What is Life, Part III

Even armed with NASA’s pragmatic definition of life, it is almost impossible to know what Earth’s very first life form was like. One very real possibility is that planet Earth’s earliest life may have been vastly different from anything we know today. Many experts suspect that the first living entity was not a single isolated cell, because even the simplest modern cells incorporate bewildering chemical complexity.

Most researchers assume that the first life form did not use DNA, given its exceedingly intricate mechanism. It may not even use proteins, which today act as the chemical work horses of cellular life. Naturally, experts propose different ideas regarding Earth’s first life form. Geologists propose that the Earth’s earliest living entity which fits NASA’s definition was an extremely thin molecular coding on a rock. It is easy to imagine the simple behavior of such flat life. It would have just spread across minerals in a layer of only a few billionths of a meter thick. Flat life would have exploited energy-rich mineral surfaces, and slowly spread outwards, from rock to rock.

Whatever that life form looked like, it must have arisen from chemical reactions among the oceans, the atmosphere and rocks.

Our Tendency to Dichotomize

The French anthropologist Claude Lévi-Strauss investigated the mythologies of many cultures. In the process, he recognized deep human tendency to reduce all sorts of complex situations to oversimplified dichotomies. We tend to divide people into friend and enemy. We divide the afterlife into heaven and hell. We divide actions into good and evil. We all know that most situations are much more subtle and complex.

The long history of sciences reveals that scientists are in no way immune to the trap of this kind of oversimplification. In the 18th century, for example, one group of naturalists called the “neptunists”, favored a watery origin for rocks. They fought many battles with the “plutonitsts”, who favored heat to describe the origin of rocks. It turns out that both were right. Rock sometimes form by the action of water, and sometimes by the action of heat, and sometimes even by a combination of both.

A similar contentious and misleading dichotomy raged between 18th century geologists was the one between catastrofists and uniformitarians. Catastrofists espoused the view that brief and cataclysmic events like earthquakes and floods dominated the geological history of Earth. Uniformitarians countered that geological processes are for the most part gradual and ongoing. Again, both groups were correct. Geological changes occur gradually over millions of years, but discrete catastrophic events, like the impact of big asteroids, also influence Earth’s history.

Similarly, there was a time when sharp distinctions were seen between plants and animals, and between single celled and multicellular organisms. Now, those sharp distinctions have become blurred.

I believe that any attempt to formulate an absolute definition of life, one that tries to differentiate between “life” and “non-life”, must represent a similar false dichotomy. Here’s why. It is obvious that the first living cell did not just appear fully formed with all its chemical complexity and genetic machinery. Rather, life must have arisen through a stepwise sequence of emergent events. I see life’s origin as a process of increasing chemical complexity.

What now looks to us as a divide between non-living matter and living cells tends to obscure the fact that the chemical evolution of life occurred in a stepwise sequence. Most of that history is lost, because when modern cells emerged, they quickly consumed all traces of the earlier stages of chemical evolution. They ate the evidence.
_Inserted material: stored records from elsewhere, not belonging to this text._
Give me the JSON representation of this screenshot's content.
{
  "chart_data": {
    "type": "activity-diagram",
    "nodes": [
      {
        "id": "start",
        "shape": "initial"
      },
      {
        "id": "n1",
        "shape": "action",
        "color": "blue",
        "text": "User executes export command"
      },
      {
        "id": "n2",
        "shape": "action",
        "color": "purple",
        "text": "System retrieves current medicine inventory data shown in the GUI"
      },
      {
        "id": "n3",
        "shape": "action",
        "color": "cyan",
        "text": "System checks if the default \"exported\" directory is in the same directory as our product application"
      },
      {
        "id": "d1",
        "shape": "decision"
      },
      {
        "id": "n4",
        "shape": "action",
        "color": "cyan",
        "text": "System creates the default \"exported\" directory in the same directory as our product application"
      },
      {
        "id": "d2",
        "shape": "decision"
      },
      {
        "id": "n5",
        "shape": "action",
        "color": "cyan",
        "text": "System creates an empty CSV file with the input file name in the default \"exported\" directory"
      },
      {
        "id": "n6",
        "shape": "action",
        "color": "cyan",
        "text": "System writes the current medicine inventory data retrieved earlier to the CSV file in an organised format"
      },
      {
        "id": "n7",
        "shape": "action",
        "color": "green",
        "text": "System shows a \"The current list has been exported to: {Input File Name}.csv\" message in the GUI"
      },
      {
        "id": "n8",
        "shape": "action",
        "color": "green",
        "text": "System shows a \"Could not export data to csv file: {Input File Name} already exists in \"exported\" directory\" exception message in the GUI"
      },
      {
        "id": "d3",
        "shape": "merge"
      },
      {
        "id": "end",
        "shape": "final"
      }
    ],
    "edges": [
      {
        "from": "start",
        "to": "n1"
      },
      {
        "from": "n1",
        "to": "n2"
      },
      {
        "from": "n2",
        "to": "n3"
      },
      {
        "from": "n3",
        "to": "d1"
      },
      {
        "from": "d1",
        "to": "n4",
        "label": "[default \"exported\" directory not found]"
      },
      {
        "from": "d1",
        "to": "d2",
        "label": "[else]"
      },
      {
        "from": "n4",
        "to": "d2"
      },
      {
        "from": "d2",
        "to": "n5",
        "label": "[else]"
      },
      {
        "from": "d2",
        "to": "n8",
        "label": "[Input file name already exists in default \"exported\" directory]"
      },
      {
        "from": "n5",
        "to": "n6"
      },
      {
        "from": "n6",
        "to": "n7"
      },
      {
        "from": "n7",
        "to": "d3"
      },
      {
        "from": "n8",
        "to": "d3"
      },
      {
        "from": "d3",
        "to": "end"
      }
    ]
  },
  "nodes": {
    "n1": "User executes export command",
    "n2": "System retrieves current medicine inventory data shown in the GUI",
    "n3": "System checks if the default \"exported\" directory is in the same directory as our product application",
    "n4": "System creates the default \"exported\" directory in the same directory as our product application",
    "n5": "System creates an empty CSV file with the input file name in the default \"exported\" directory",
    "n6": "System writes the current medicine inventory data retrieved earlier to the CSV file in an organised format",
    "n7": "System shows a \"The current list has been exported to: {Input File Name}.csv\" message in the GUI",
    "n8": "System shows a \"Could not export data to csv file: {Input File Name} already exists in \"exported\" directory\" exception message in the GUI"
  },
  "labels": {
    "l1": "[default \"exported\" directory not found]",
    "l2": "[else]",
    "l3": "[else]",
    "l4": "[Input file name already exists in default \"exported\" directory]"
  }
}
Our challenge is to use every available clue to establish a progressive hierarchy of emergent steps, leading from a prebiotic Earth rich in organic molecules to clusters of molecules, to self-replicating molecular systems, to encapsulation and membranes, to cellular life.

This view of life as a stepwise sequence of emergent events also informs the central question “what is life”. Any attempt to define the exact point in which a system of gradually increasing complexity becomes alive is intrinsically arbitrary. Where you or anyone tries to draw such a line is a question more of perceived value than of science. For example, if you value the intrinsic isolation of each living thing, then, for you, life’s origin probably would correspond to the stage when encapsulated cell membranes appeared. Perhaps you most value life’s ability to reproduce. If so, self-replication would be the demarcation point for life.

Many scientists today place special value on information as the key to life. They argue that life began with a genetic mechanism to pass information from one generation to the next. In this context, the question “what is life” becomes fundamentally a semantic question. It’s a subjective matter of taxonomy, rather than any absolute divide. Nature supports a rich variety of complex emergent chemical systems. Scientists are learning to craft a wide variety of those systems in the laboratory as well, but no matter how curious or noble the behavior of these systems may be, none of them comes with a label “life” or “non-life”.

Don’t get me wrong, labels are extremely important. They are vital for effective communication. However, I think that defining life is not helpful because there is so much we don’t know. Early attempts to classify animals purely by their color or shape ultimately failed. Similarly, early efforts to classify chemical elements according to their physical state (solid, liquid or gas) were unhelpful in elaborating a chemical theory.

We are in no position to define life. We don’t know if life’s biochemistry is highly constrained, or if there are many chemical solutions to life. It is much better at this point to keep an open mind and just describe the chemical characteristics of whatever we find.